« ARSENAL RÉPRESSIF », L’EDITORIAL DE JEAN-EMMANUEL DUCOIN DANS L’HUMANITE DE DEMAIN MERCREDI
Ils ont osé : nous y sommes. En toute conscience – et résolument contre
l’inconscience politique du temps qui est le nôtre –, ce que les députés de la
« majorité » ont osé voter, mardi 5 février 2019, restera dans notre Histoire
républicaine comme l’une des taches maculant ce qu’il nous reste de valeurs
collectives authentiquement enracinées. La Macronie est-elle devenue
l’antichambre de la droite extrême tout droit inspirée du XIXe siècle le plus
répressif ? Ainsi, la tristement célèbre « loi anti-casseurs » a été adoptée au
Parlement, hélas sans surprise. Une sorte de « loi de la peur », de « loi de
sûreté nationale », propice à toutes les « notes blanches » d’un passé révolu
qu’aucune juridiction de droit n’est jamais en état de discuter sérieusement.

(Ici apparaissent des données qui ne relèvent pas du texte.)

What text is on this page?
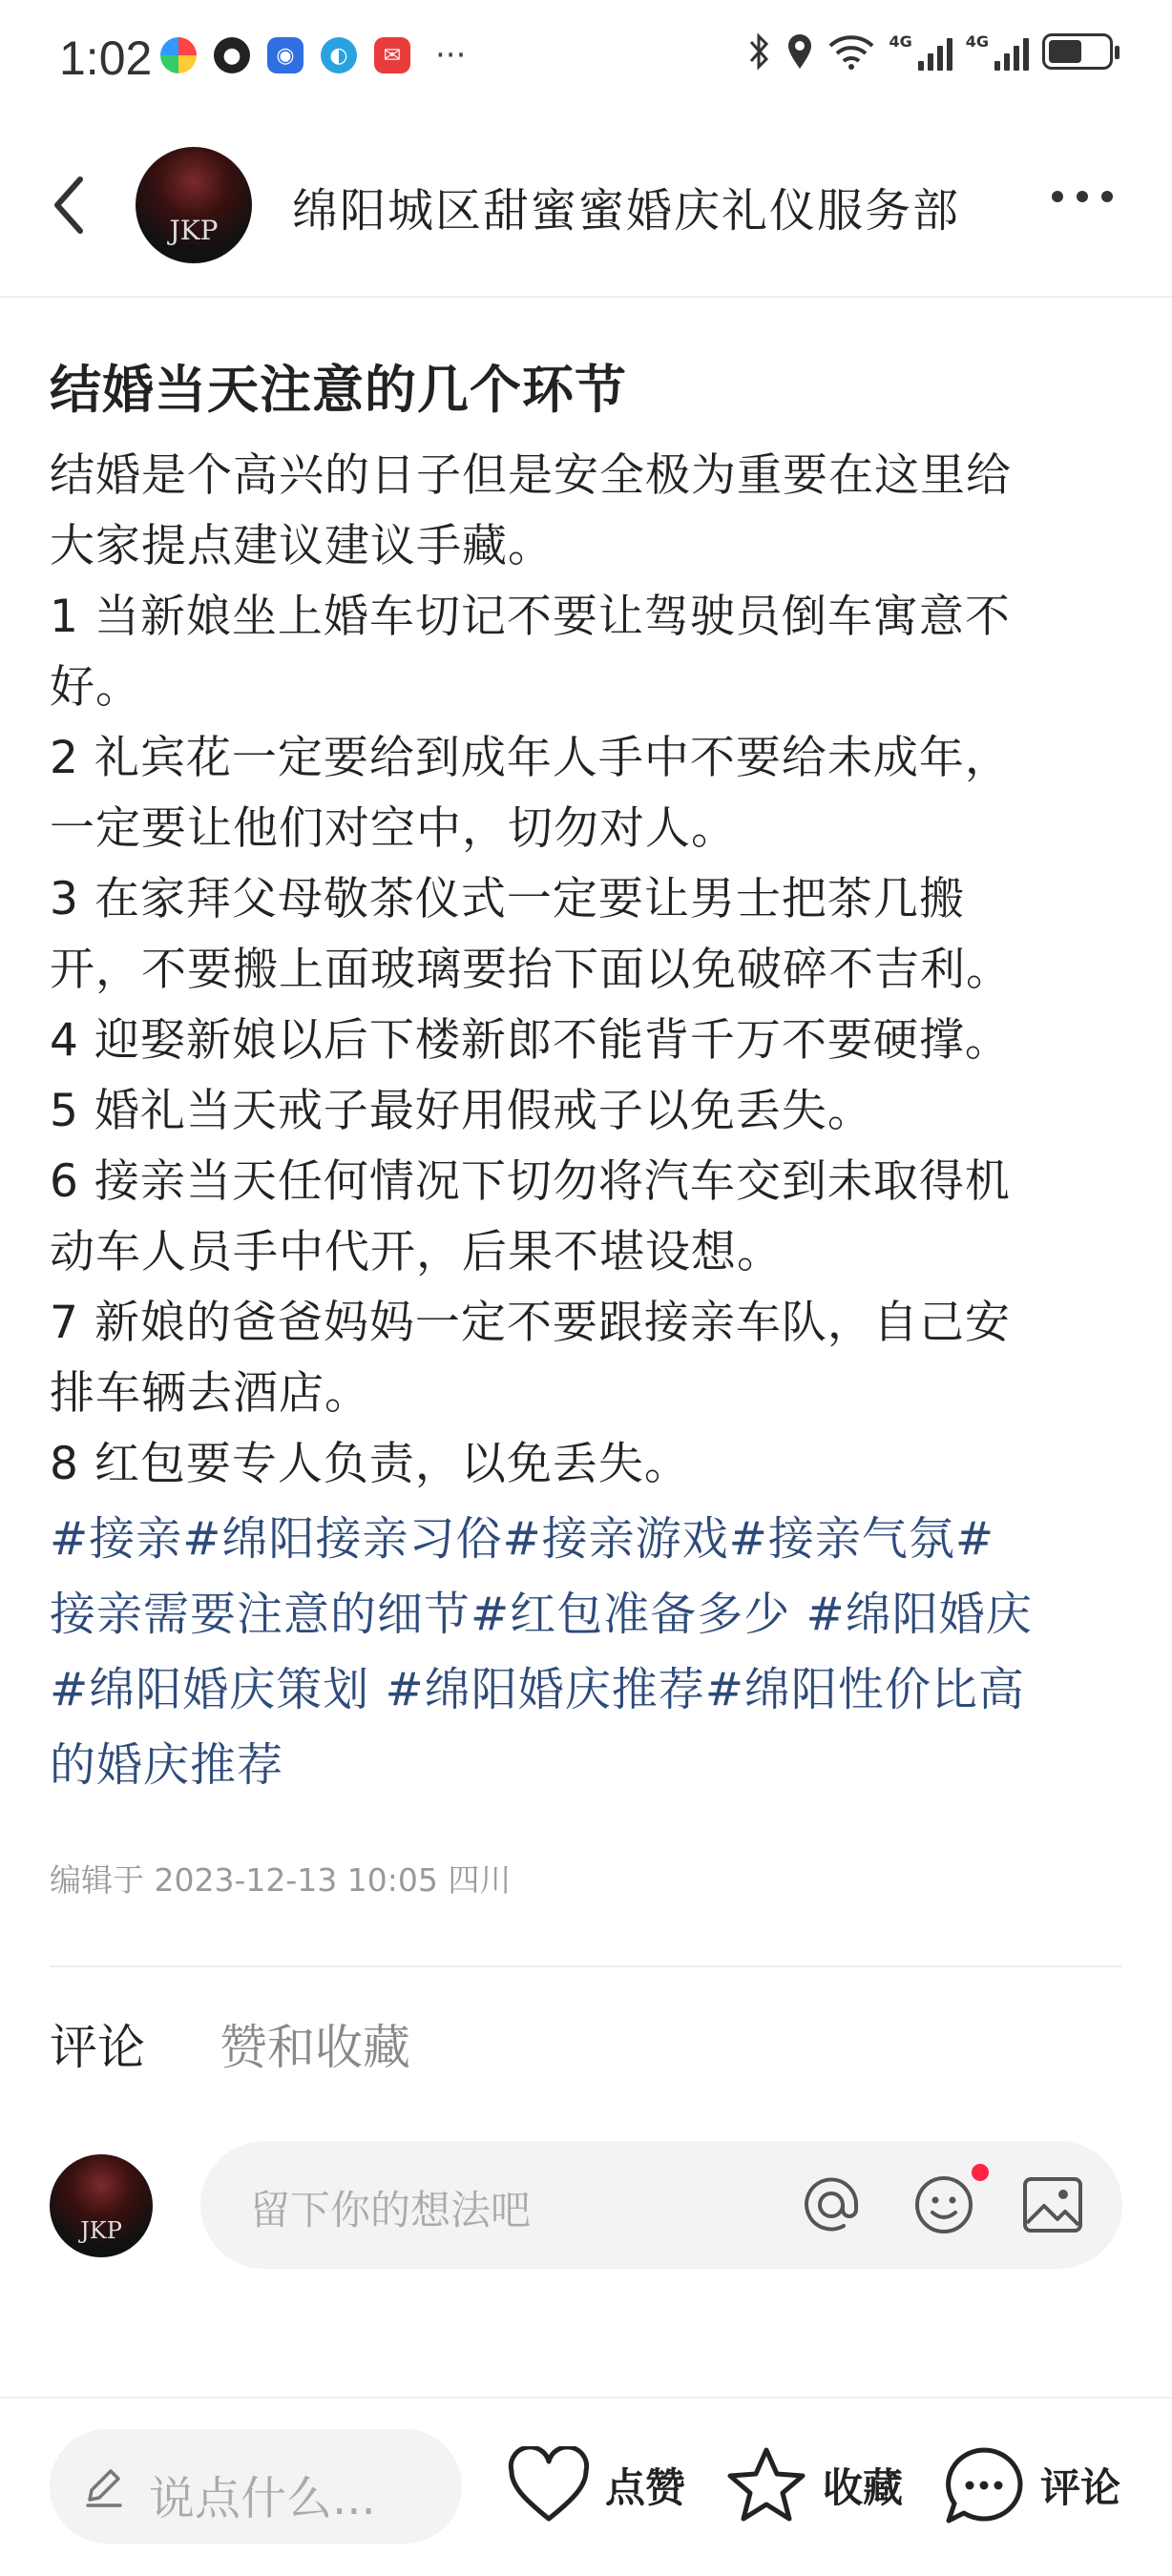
1:02	●	◉	◐	✉ ···	4G	4G
JKP	绵阳城区甜蜜蜜婚庆礼仪服务部
结婚当天注意的几个环节

结婚是个高兴的日子但是安全极为重要在这里给

大家提点建议建议手藏。

1 当新娘坐上婚车切记不要让驾驶员倒车寓意不

好。

2 礼宾花一定要给到成年人手中不要给未成年，

一定要让他们对空中，切勿对人。

3 在家拜父母敬茶仪式一定要让男士把茶几搬

开，不要搬上面玻璃要抬下面以免破碎不吉利。

4 迎娶新娘以后下楼新郎不能背千万不要硬撑。

5 婚礼当天戒子最好用假戒子以免丢失。

6 接亲当天任何情况下切勿将汽车交到未取得机

动车人员手中代开，后果不堪设想。

7 新娘的爸爸妈妈一定不要跟接亲车队，自己安

排车辆去酒店。

8 红包要专人负责，以免丢失。

#接亲#绵阳接亲习俗#接亲游戏#接亲气氛#
接亲需要注意的细节#红包准备多少 #绵阳婚庆
#绵阳婚庆策划 #绵阳婚庆推荐#绵阳性价比高
的婚庆推荐
编辑于 2023-12-13 10:05 四川
评论 赞和收藏
JKP	留下你的想法吧
说点什么...	点赞	收藏	评论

Imaginez les conséquences de cette loi entre certaines mains…
Résumons. Les préfets, soumis au gouvernement, pourront donc interdire de
manifestation quiconque constitue « une menace à l’ordre public ». Exit la
justice et les juges ! Comprenez bien : ce texte n’a pas pour objet de mieux
réprimer les auteurs d’actes violents après qu’ils les ont commis. Il établit
en revanche un véritable contrôle administratif d’un droit de manifester.
Autrement dit, il s’agit d’une loi répressive par anticipation, une sorte
d’arsenal prêt à l’emploi permettant d’intervenir contre un citoyen avant même qu’il
ne devienne un « délinquant », ce qui, dans notre République, bafoue l’esprit
des lois et contrevient à tous les principes constitutionnels. Ce sont les
manifestations que le pouvoir entend limiter, pas les actes violents. Et c’est
le citoyen – dans sa citoyenneté même – qu’on intimide, pas le délinquant.
Nous n’oublierons pas de sitôt l’attitude des parlementaires macroniens
quand le député centriste Charles-Amédée de Courson (interviewé dans nos
colonnes par la suite) s’opposa à cette loi en invoquant le souvenir de ses
aïeux résistants, dénonçant au passage un texte digne du « régime de Vichy ».
D’un côté : une question d’honneur, celui d’un homme expliquant qu’une liberté
fondamentale risquait de disparaître, que les digues allaient sauter, que tout
était désormais possible. Et de l’autre côté : des députés croupions ricanants,
sans savoir qu’ils moquaient là, de leurs rires vulgaires, ce qu’ils étaient
censés représenter : l’État de droit. Honte à eux.